Hugs, love, peace and comforting prayers coming your way. :-/
“Thank you All! Praise God! I appreciate Andy, Stephen, Hope and the Invisible Influences that I can only attribute to the Divine Orchestration of God. I have been blessed beyond expectation and measure by our interactions here.”
Charles, I read these words of yours just before I left school yesterday to go to Mass. They brought such joy to my heart and a deep “Amen!” to the Divine Orchestration of God…
To you, and also to Stephen and to Andy Otto, I say that I too have been – am being – blessed beyond expectation and measure by our interactions here.
My current struggles locally could have dragged me completely under – have come very closeto destroying my faith – and the clarity and sheer graced-ness of our interactions over the past couple of days have been a beacon of light in deep darkness.
Where I was experiencing conflict and fear, you saw integrity and hope…
Where I was experiencing doubt, you saw faith…
Where I was experiencing deep failure, you saw authenticity…
And above all, where I was experiencing despair, you saw hope…
Your responses have affirmed me at the core of my being and have strengthened my faith.
On Retreat a few weeks ago, just before all of this blew up in my face, the words of a hymn were significant for me. In particular the final stanza –
“Lord, your summons echoes true
When you but call my name…..”
I prayed at the time that God would call me by name and thus that I would hear His true summons and find the grace to
“Let me turn and follow you
And never be the same.
In your company I’ll go
Where your love and footsteps show.
Thus I’ll move and live and grow
In you and you in me.”.
At the time there was a moment when I heard the call of God in relation to my birth-name (which is Dorothy, not Hope – I blog under the name of Hope). However, something was lacking. Something wasn’t quite in focus. And I’ve always somehow thought I was called the wrong name – never, even as a child, felt comfortable somehow with my name.
I realise this morning that through the exchanges here God has indeed called me by name – by the name which _He_ has given me.
God is calling me by the name of Hope.
I don’t suppose for one moment i’ll be able to get everyone around me to call me Hope… but you guys addressing me by that name has been for me the clarion call of God, and His naming of me.
I am honoured and humbled by your willingness to stand alongside me and hold me in prayer.
I suspect there’s a way to go yet, but this morning I have made a decision.
However I’m feeling, I’ll not refuse the sacrament. And I make that commitment with you as my witnesses.

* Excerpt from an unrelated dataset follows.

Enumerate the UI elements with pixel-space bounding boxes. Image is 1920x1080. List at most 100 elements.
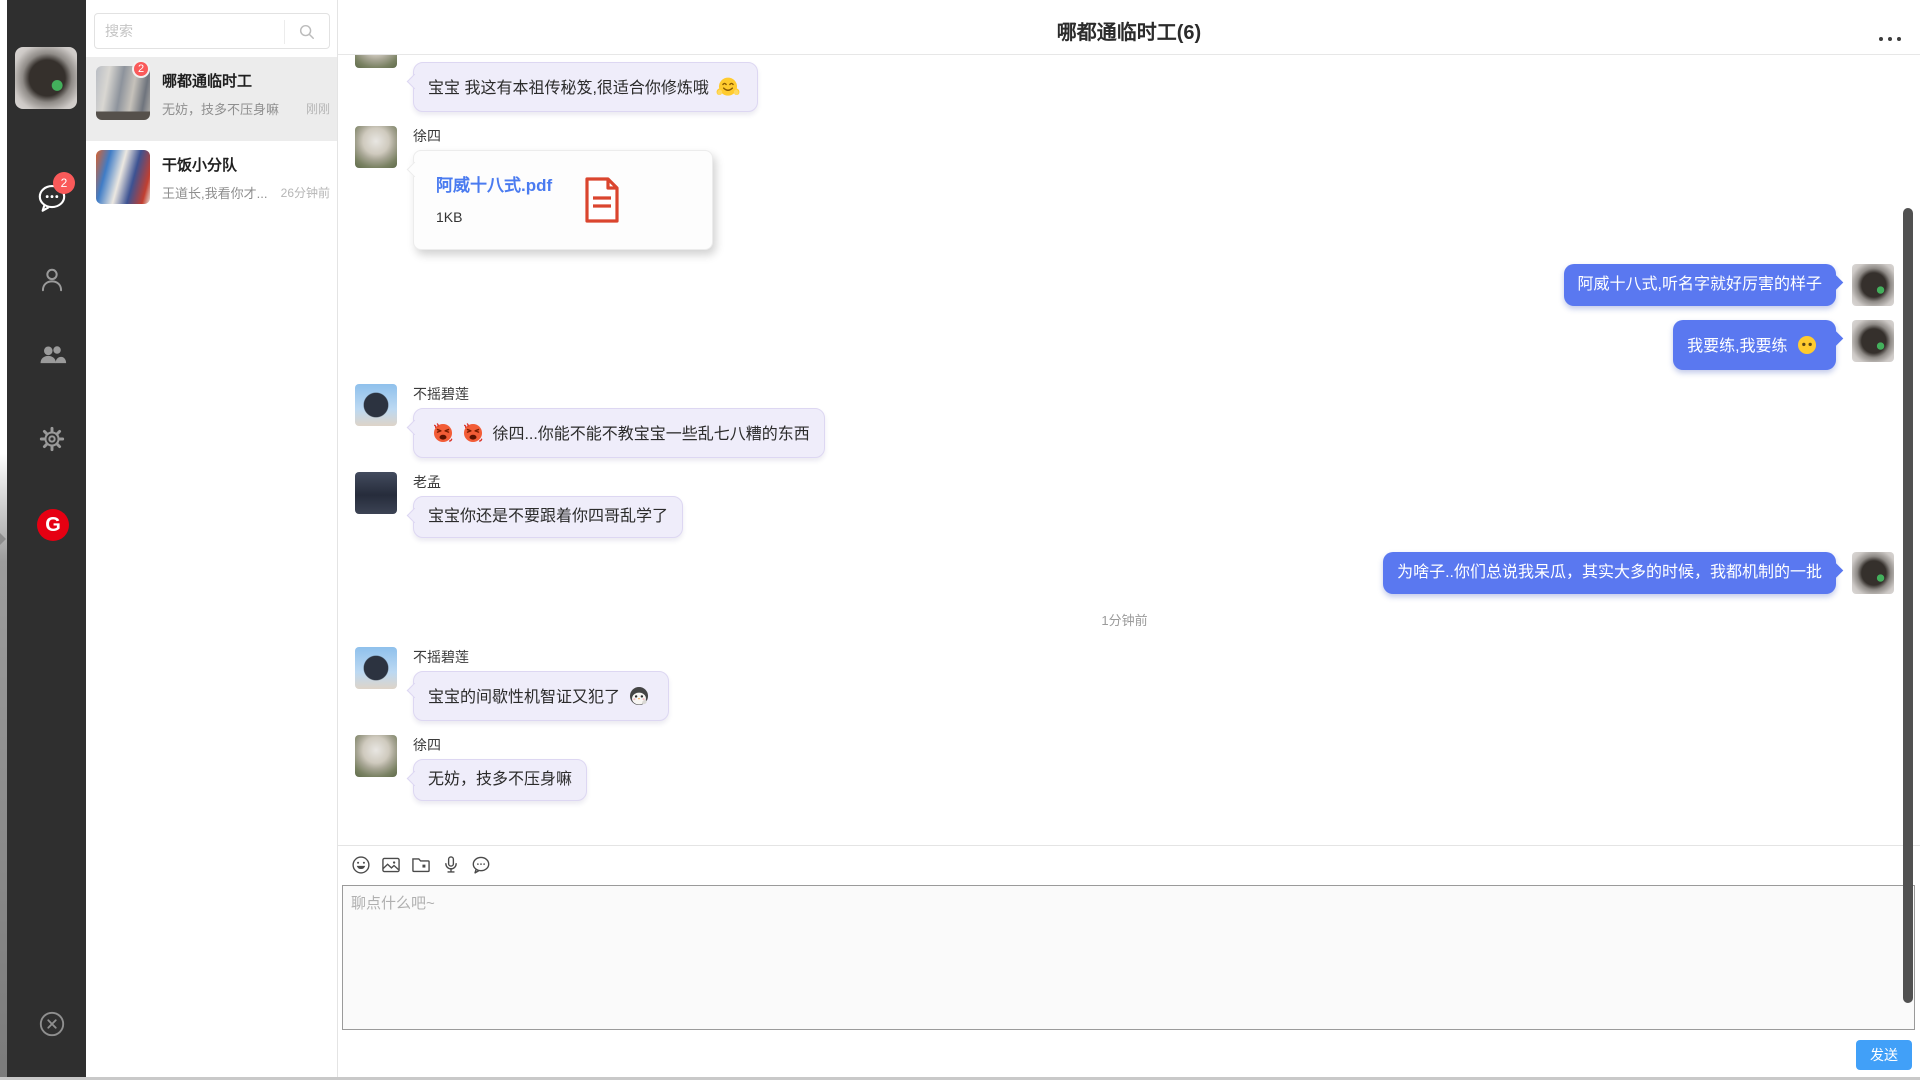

I think the deep sorrow I felt yesterday was Jesus Himself weeping because after all the great gifts He’d given in the previous 48 hours I was refusing His gift of hImself in the bread and wine, and all because I was holding a grudge against X. He has shown me that whether X ever admits or realises how much he has hurt me is irrelevant. I don’t have to _feel_ any connectedness. The connectedness which comes from being part of the same body is fact, not feeling, and the sacrament is a sign of that fact. I don’t even have to put down the grudge – Jesus will, in His own good time and in His own good way, deal with my pain and heal our relationship, one way or another.
PS I’m intrigued by the “time of posting” which shows beside my contributions. i’m guessing that’s local US time for this blog.
Fyo, I’m typing this at 07:45 on Saturday 22nd November 2014, GMT!
I’m guessing it’s the middle of the night in the US. Sleep well, my brothers!
And tomorrow – Sunday – we celebrate the Feast of Christ the King. Thanks be to God.